With our work, we are in the clinic now, and we're going to generate data on TN-201 in the second half of this year and we're excited for that. Then we're going to start dosing patients with TN-401 in our genetic arrhythmia program.

I think the whole field is at an inflection point where there's now us as well as multiple other companies going after genetic forms of heart disease with either gene transfer or gene-editing. There's been advances in capsid engineering—just unlocking more and more things—and more and more people are interested in it. Back when we started, there weren't a lot. But every time we come here, we see a few more people [and find ourselves saying] like “okay, they seem to be doing something that sounds pretty familiar.” I guess imitation is maybe the best form of flattery. But there's a lot of opportunity, there's a lot of unmet need, and we have better tools than ever to do something really meaningful for the lives of patients.
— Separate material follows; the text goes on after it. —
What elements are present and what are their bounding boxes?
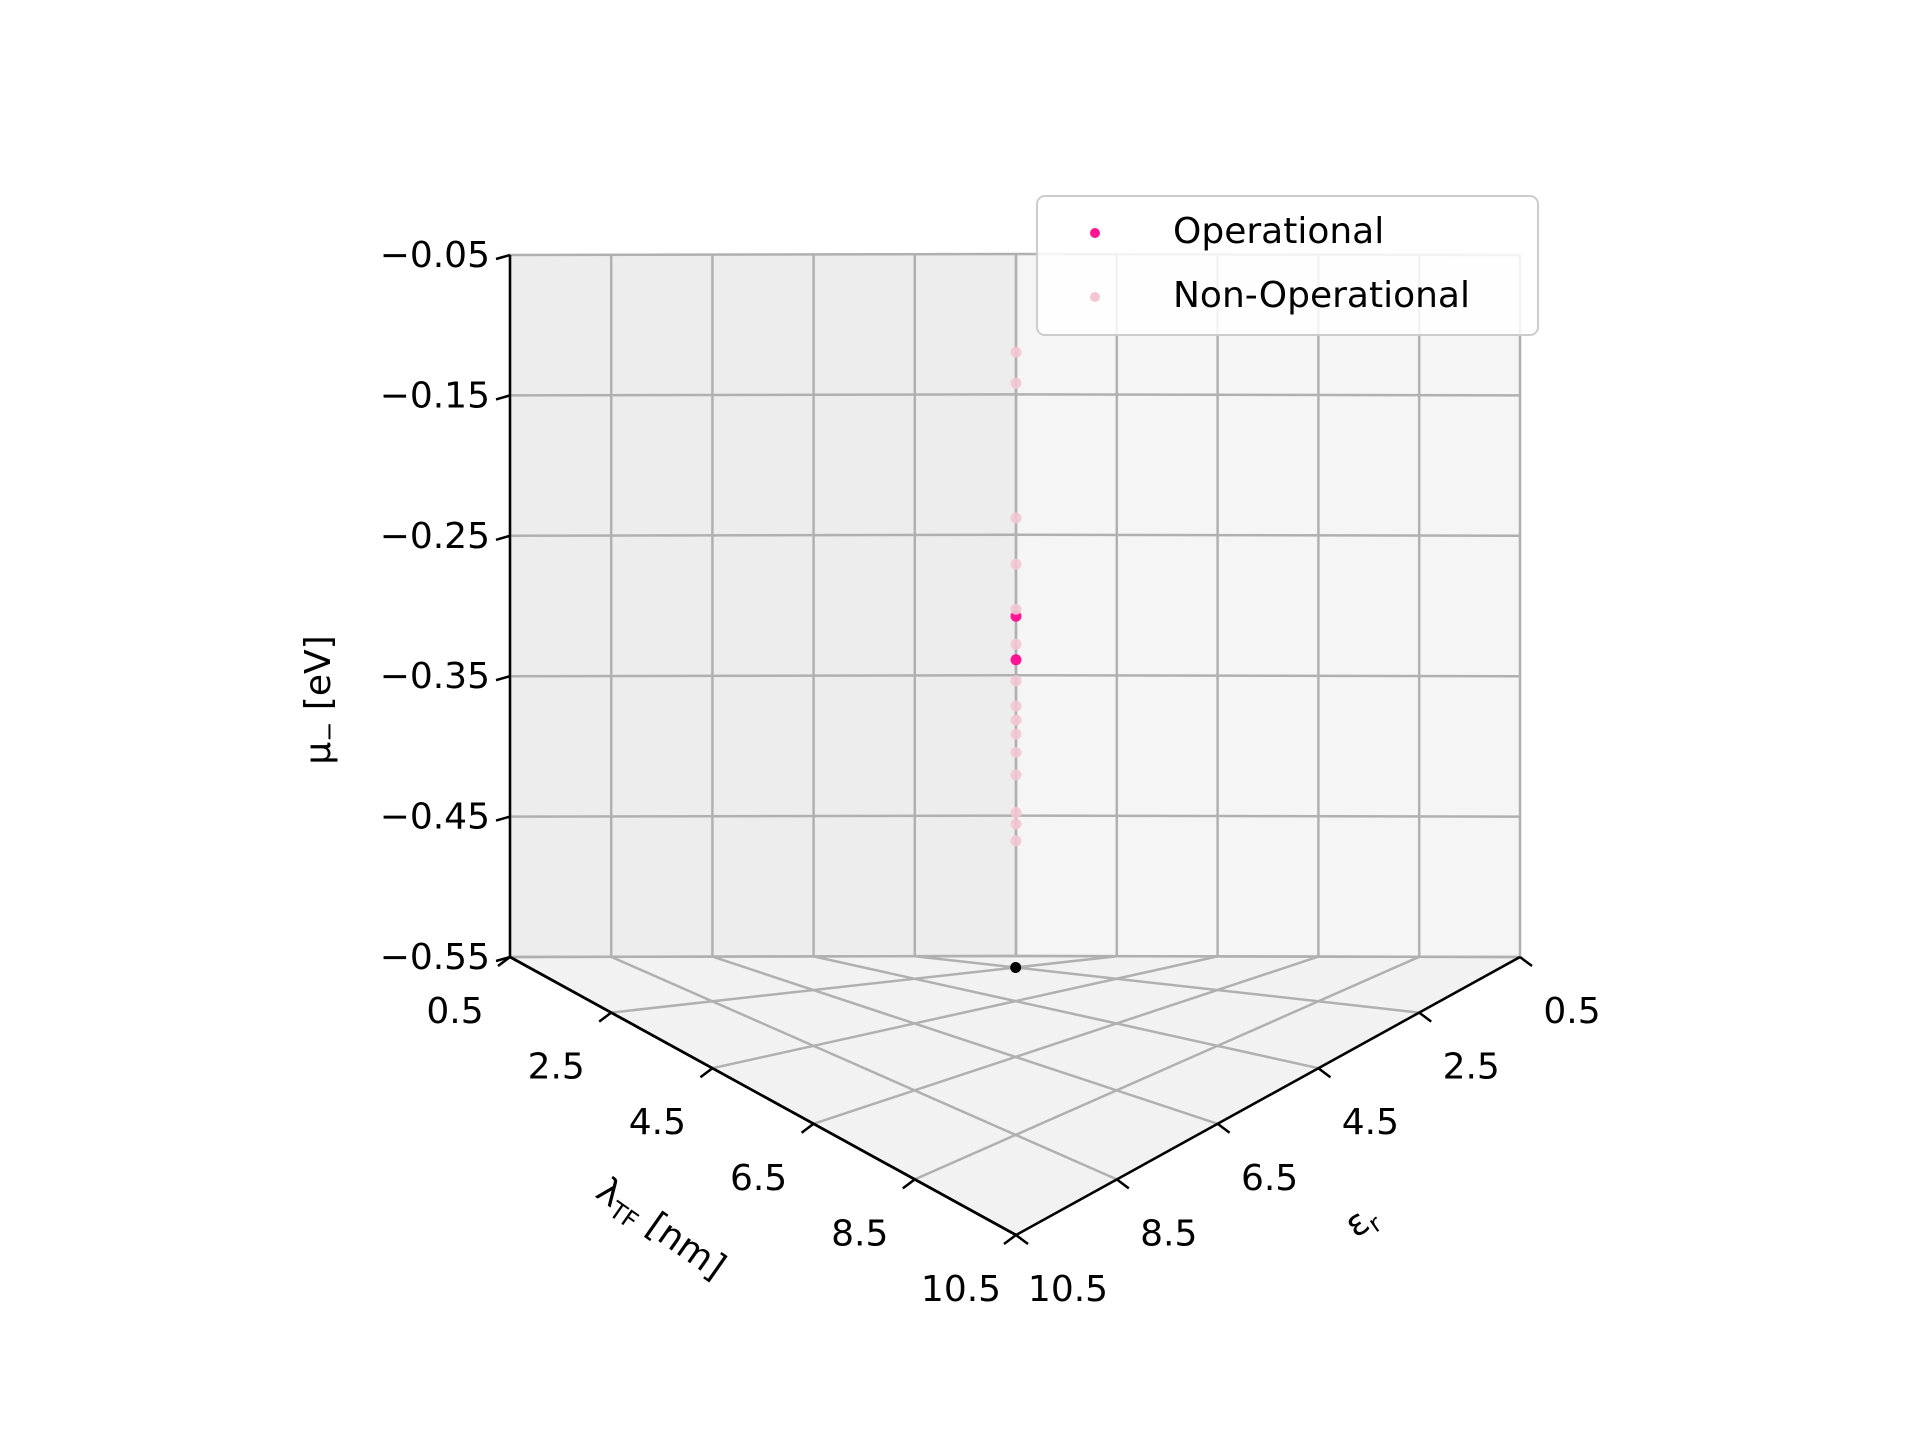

That's what gets us all up at Tenaya in the morning. We've got a good contingent over here and that keeps us doing the work that we do.

So I think the initial horizon is in these rare genetic CMs—but I think with the platform enhancements and the better genetic insight also into prevalent forms of heart disease, and with breakthroughs in platform technologies, like better capsids and better manufacturing—all this work we're doing in genetic forms of heart disease is opening up the potential for going after larger indications as well—like heart failure (HF) with reduced ejection fraction or HF with preserved ejection fraction—and going after genetic variants. As long as we can have capsids that have a profile that allows us to go after larger indications and manufacturing platforms that can really allow us to scale up way past 1,000 and 2,000 liters and get to much higher scales that can allow us to go down to lower cost of goods—that's where the puck is going. That's what's really exciting.

We're putting one step in front of another, and every year get excited by where the field is going and what more is possible. But the end goal is addressing the leading cause of death in the world with a variety of approaches—gene silencing, gene transfer, gene-editing, [etc.] We're a modality agnostic company. Because we're at ASGCT I'm talking primarily about genetic medicines, but in addition to genetic medicines we also have nongenetic medicines: we have a clinical stage program for a small molecule for a large indication. We're cardio specialists and we're excited by everything that's happening in heart disease, but we're particularly excited about what's happening in genetic CMs because I think it's going to open up a lot.

This transcript has been edited for clarity.